Wood....go buy enough wood to build a cue. Better make that enough wood to build 2 or 3 because chances are your first 1 or 2 are going to be mistakes that you end up giving away or using for something entirely different than playing pool with because they wouldn't stay straight.
The learning curve.... even if you start with basic machining skills you will make up words that no young child should ever hear come from your mouth when you turn your beautiful master piece into a wasted piece of shit because you weren't paying attention and forgot to set something correctly or turn a dial the right way because you were distracted by something or someone.

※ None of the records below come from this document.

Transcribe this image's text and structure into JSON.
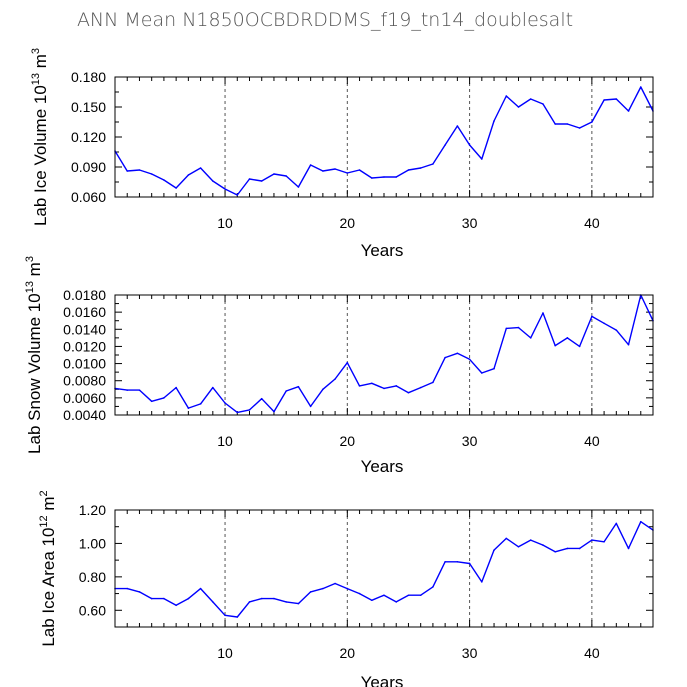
{
  "figure": {
    "title": "ANN Mean N1850OCBDRDDMS_f19_tn14_doublesalt"
  },
  "chart_data": [
    {
      "type": "line",
      "xlabel": "Years",
      "ylabel": {
        "text": "Lab Ice Volume 10",
        "exp": "13",
        "unit": " m",
        "unit_exp": "3"
      },
      "xlim": [
        1,
        45
      ],
      "ylim": [
        0.06,
        0.18
      ],
      "xticks": [
        10,
        20,
        30,
        40
      ],
      "xtick_labels": [
        "10",
        "20",
        "30",
        "40"
      ],
      "yticks": [
        0.06,
        0.09,
        0.12,
        0.15,
        0.18
      ],
      "ytick_labels": [
        "0.060",
        "0.090",
        "0.120",
        "0.150",
        "0.180"
      ],
      "grid": "vertical-dashed",
      "color": "#0000ff",
      "x": [
        1,
        2,
        3,
        4,
        5,
        6,
        7,
        8,
        9,
        10,
        11,
        12,
        13,
        14,
        15,
        16,
        17,
        18,
        19,
        20,
        21,
        22,
        23,
        24,
        25,
        26,
        27,
        28,
        29,
        30,
        31,
        32,
        33,
        34,
        35,
        36,
        37,
        38,
        39,
        40,
        41,
        42,
        43,
        44,
        45
      ],
      "values": [
        0.106,
        0.086,
        0.087,
        0.083,
        0.077,
        0.069,
        0.082,
        0.089,
        0.076,
        0.068,
        0.062,
        0.078,
        0.076,
        0.083,
        0.081,
        0.07,
        0.092,
        0.086,
        0.088,
        0.084,
        0.087,
        0.079,
        0.08,
        0.08,
        0.087,
        0.089,
        0.093,
        0.112,
        0.131,
        0.112,
        0.098,
        0.136,
        0.161,
        0.15,
        0.158,
        0.153,
        0.133,
        0.133,
        0.129,
        0.135,
        0.157,
        0.158,
        0.146,
        0.17,
        0.146
      ]
    },
    {
      "type": "line",
      "xlabel": "Years",
      "ylabel": {
        "text": "Lab Snow Volume 10",
        "exp": "13",
        "unit": " m",
        "unit_exp": "3"
      },
      "xlim": [
        1,
        45
      ],
      "ylim": [
        0.004,
        0.018
      ],
      "xticks": [
        10,
        20,
        30,
        40
      ],
      "xtick_labels": [
        "10",
        "20",
        "30",
        "40"
      ],
      "yticks": [
        0.004,
        0.006,
        0.008,
        0.01,
        0.012,
        0.014,
        0.016,
        0.018
      ],
      "ytick_labels": [
        "0.0040",
        "0.0060",
        "0.0080",
        "0.0100",
        "0.0120",
        "0.0140",
        "0.0160",
        "0.0180"
      ],
      "grid": "vertical-dashed",
      "color": "#0000ff",
      "x": [
        1,
        2,
        3,
        4,
        5,
        6,
        7,
        8,
        9,
        10,
        11,
        12,
        13,
        14,
        15,
        16,
        17,
        18,
        19,
        20,
        21,
        22,
        23,
        24,
        25,
        26,
        27,
        28,
        29,
        30,
        31,
        32,
        33,
        34,
        35,
        36,
        37,
        38,
        39,
        40,
        41,
        42,
        43,
        44,
        45
      ],
      "values": [
        0.0071,
        0.0069,
        0.0069,
        0.0056,
        0.006,
        0.0072,
        0.0048,
        0.0053,
        0.0072,
        0.0054,
        0.0043,
        0.0046,
        0.0059,
        0.0044,
        0.0068,
        0.0073,
        0.005,
        0.007,
        0.0082,
        0.0101,
        0.0074,
        0.0077,
        0.0071,
        0.0074,
        0.0066,
        0.0072,
        0.0078,
        0.0107,
        0.0112,
        0.0105,
        0.0089,
        0.0094,
        0.0141,
        0.0142,
        0.013,
        0.0159,
        0.0121,
        0.013,
        0.012,
        0.0155,
        0.0147,
        0.0139,
        0.0122,
        0.018,
        0.015
      ]
    },
    {
      "type": "line",
      "xlabel": "Years",
      "ylabel": {
        "text": "Lab Ice Area 10",
        "exp": "12",
        "unit": " m",
        "unit_exp": "2"
      },
      "xlim": [
        1,
        45
      ],
      "ylim": [
        0.5,
        1.2
      ],
      "xticks": [
        10,
        20,
        30,
        40
      ],
      "xtick_labels": [
        "10",
        "20",
        "30",
        "40"
      ],
      "yticks": [
        0.6,
        0.8,
        1.0,
        1.2
      ],
      "ytick_labels": [
        "0.60",
        "0.80",
        "1.00",
        "1.20"
      ],
      "grid": "vertical-dashed",
      "color": "#0000ff",
      "x": [
        1,
        2,
        3,
        4,
        5,
        6,
        7,
        8,
        9,
        10,
        11,
        12,
        13,
        14,
        15,
        16,
        17,
        18,
        19,
        20,
        21,
        22,
        23,
        24,
        25,
        26,
        27,
        28,
        29,
        30,
        31,
        32,
        33,
        34,
        35,
        36,
        37,
        38,
        39,
        40,
        41,
        42,
        43,
        44,
        45
      ],
      "values": [
        0.73,
        0.73,
        0.71,
        0.67,
        0.67,
        0.63,
        0.67,
        0.73,
        0.65,
        0.57,
        0.56,
        0.65,
        0.67,
        0.67,
        0.65,
        0.64,
        0.71,
        0.73,
        0.76,
        0.73,
        0.7,
        0.66,
        0.69,
        0.65,
        0.69,
        0.69,
        0.74,
        0.89,
        0.89,
        0.88,
        0.77,
        0.96,
        1.03,
        0.98,
        1.02,
        0.99,
        0.95,
        0.97,
        0.97,
        1.02,
        1.01,
        1.12,
        0.97,
        1.13,
        1.08
      ]
    }
  ]
}
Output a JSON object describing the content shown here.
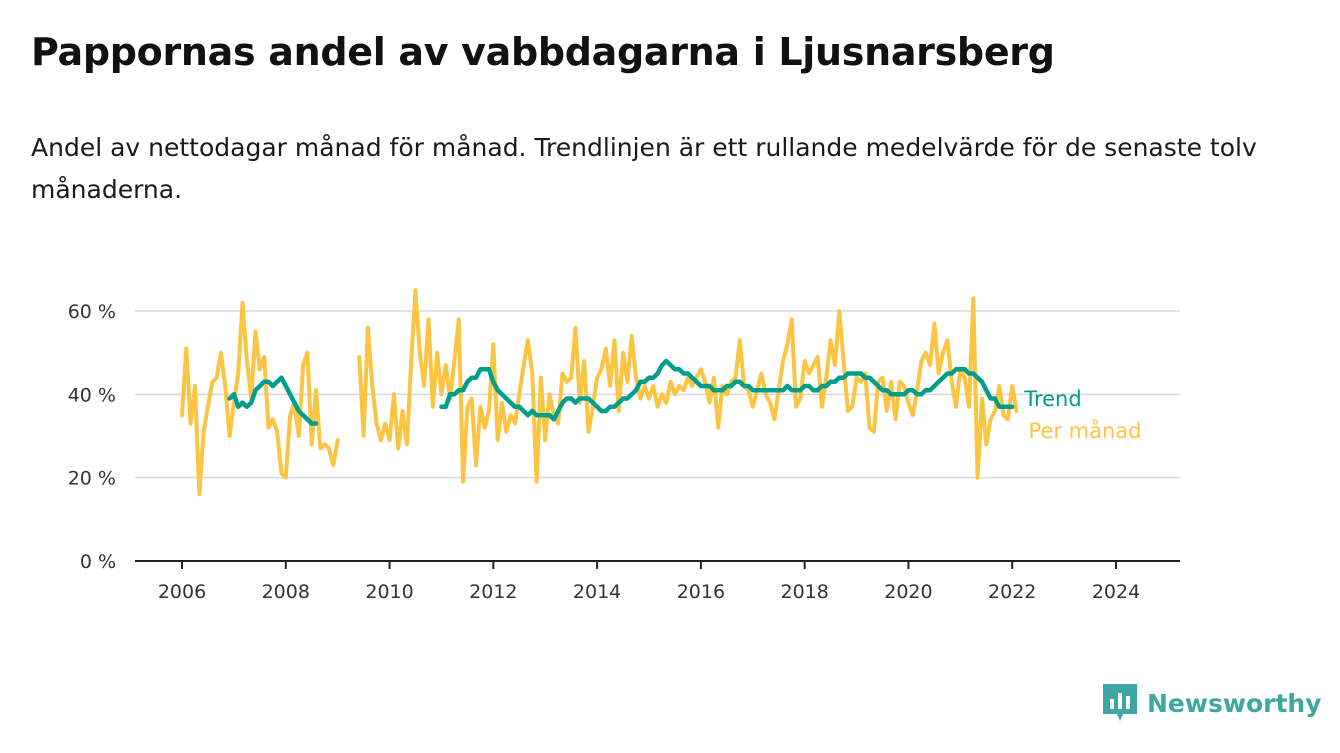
{
  "header": {
    "title": "Pappornas andel av vabbdagarna i Ljusnarsberg",
    "subtitle": "Andel av nettodagar månad för månad. Trendlinjen är ett rullande medelvärde för de senaste tolv månaderna."
  },
  "brand": {
    "name": "Newsworthy",
    "icon": "newsworthy-logo-icon",
    "color": "#3fa7a3"
  },
  "chart_data": {
    "type": "line",
    "title": "Pappornas andel av vabbdagarna i Ljusnarsberg",
    "subtitle": "Andel av nettodagar månad för månad. Trendlinjen är ett rullande medelvärde för de senaste tolv månaderna.",
    "xlabel": "",
    "ylabel": "",
    "xlim": [
      2005.5,
      2025.6
    ],
    "ylim": [
      0,
      70
    ],
    "x_ticks": [
      "2006",
      "2008",
      "2010",
      "2012",
      "2014",
      "2016",
      "2018",
      "2020",
      "2022",
      "2024"
    ],
    "y_ticks": [
      "0 %",
      "20 %",
      "40 %",
      "60 %"
    ],
    "y_tick_values": [
      0,
      20,
      40,
      60
    ],
    "grid": true,
    "legend": "direct labels at right end of lines",
    "series": [
      {
        "name": "Per månad",
        "color": "#fcc443",
        "start_year": 2006,
        "start_month": 1,
        "values": [
          35,
          51,
          33,
          42,
          16,
          31,
          37,
          43,
          44,
          50,
          42,
          30,
          38,
          45,
          62,
          48,
          39,
          55,
          46,
          49,
          32,
          34,
          31,
          21,
          20,
          35,
          38,
          30,
          47,
          50,
          28,
          41,
          27,
          28,
          27,
          23,
          29,
          null,
          null,
          null,
          null,
          49,
          30,
          56,
          42,
          33,
          29,
          33,
          29,
          40,
          27,
          36,
          28,
          48,
          65,
          50,
          42,
          58,
          37,
          50,
          40,
          47,
          39,
          48,
          58,
          19,
          37,
          39,
          23,
          37,
          32,
          36,
          52,
          29,
          38,
          31,
          35,
          33,
          40,
          47,
          53,
          45,
          19,
          44,
          29,
          40,
          35,
          33,
          45,
          43,
          44,
          56,
          38,
          48,
          31,
          37,
          44,
          46,
          51,
          42,
          53,
          36,
          50,
          43,
          54,
          44,
          39,
          42,
          39,
          42,
          37,
          40,
          38,
          43,
          40,
          42,
          41,
          44,
          42,
          44,
          46,
          43,
          38,
          44,
          32,
          42,
          40,
          43,
          44,
          53,
          42,
          41,
          37,
          41,
          45,
          40,
          38,
          34,
          41,
          48,
          52,
          58,
          37,
          39,
          48,
          45,
          47,
          49,
          37,
          44,
          53,
          47,
          60,
          48,
          36,
          37,
          44,
          43,
          45,
          32,
          31,
          43,
          44,
          36,
          43,
          34,
          43,
          42,
          38,
          35,
          41,
          48,
          50,
          47,
          57,
          45,
          50,
          53,
          43,
          37,
          46,
          44,
          37,
          63,
          20,
          39,
          28,
          34,
          36,
          42,
          35,
          34,
          42,
          36
        ]
      },
      {
        "name": "Trend",
        "color": "#009e8a",
        "start_year": 2006,
        "start_month": 12,
        "values": [
          39,
          40,
          37,
          38,
          37,
          38,
          41,
          42,
          43,
          43,
          42,
          43,
          44,
          42,
          40,
          38,
          36,
          35,
          34,
          33,
          33,
          null,
          null,
          null,
          null,
          null,
          null,
          null,
          null,
          null,
          null,
          null,
          null,
          null,
          null,
          null,
          null,
          null,
          null,
          null,
          null,
          null,
          null,
          null,
          null,
          null,
          null,
          null,
          null,
          37,
          37,
          40,
          40,
          41,
          41,
          43,
          44,
          44,
          46,
          46,
          46,
          43,
          41,
          40,
          39,
          38,
          37,
          37,
          36,
          35,
          36,
          35,
          35,
          35,
          35,
          34,
          36,
          38,
          39,
          39,
          38,
          39,
          39,
          39,
          38,
          37,
          36,
          36,
          37,
          37,
          38,
          39,
          39,
          40,
          41,
          43,
          43,
          44,
          44,
          45,
          47,
          48,
          47,
          46,
          46,
          45,
          45,
          44,
          43,
          42,
          42,
          42,
          41,
          41,
          41,
          42,
          42,
          43,
          43,
          42,
          42,
          41,
          41,
          41,
          41,
          41,
          41,
          41,
          41,
          42,
          41,
          41,
          41,
          42,
          42,
          41,
          41,
          42,
          42,
          43,
          43,
          44,
          44,
          45,
          45,
          45,
          45,
          44,
          44,
          43,
          42,
          41,
          41,
          40,
          40,
          40,
          40,
          41,
          41,
          40,
          40,
          41,
          41,
          42,
          43,
          44,
          45,
          45,
          46,
          46,
          46,
          45,
          45,
          44,
          43,
          41,
          39,
          39,
          37,
          37,
          37,
          37
        ]
      }
    ]
  }
}
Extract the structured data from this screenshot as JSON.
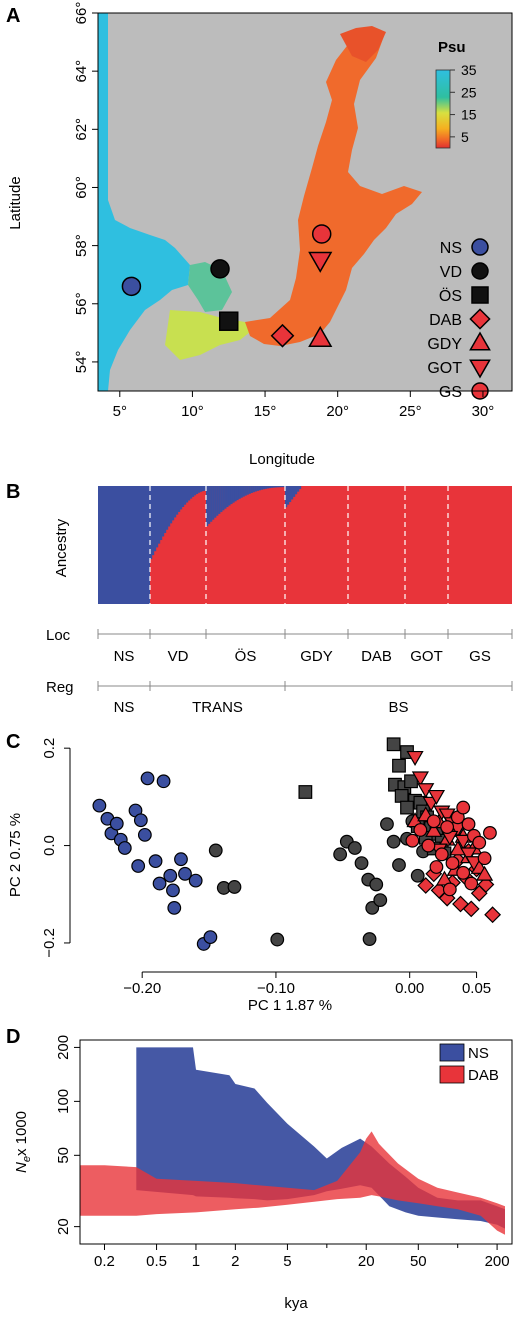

The amount of wood you will need never ends. Just matching 2 shafts alone you may need 25 to find 2 that weigh the same, have the same flex response and are close in tone quality. Learning how to keep a one inch dowel that you are going to turn down to roughly a half inch in diameter straight and being able cut it without having to sand the crap out of it to get the tooling marks out is always a challenge in itself.
Joint pins, glue, leather wraps, linen wraps, phenolics, more tooling because you don't already have enough.
Finishing material...how are going to finish your cues? Do you want the finish to last for years or just a few months? Do you just want a coating that is shiny but still full of polished scratch marks or a coating that looks like a piece of polished glass?
Learning these things and perfecting these things are two different animals. It takes time, it takes a willingness to achieve, it takes a desire to build every cue that you have finished to be better than the last one you completed.
The whole process will either become an addiction or a pain in the ass that you wish you would have never gotten into!
Which ever direction it takes you in, good luck.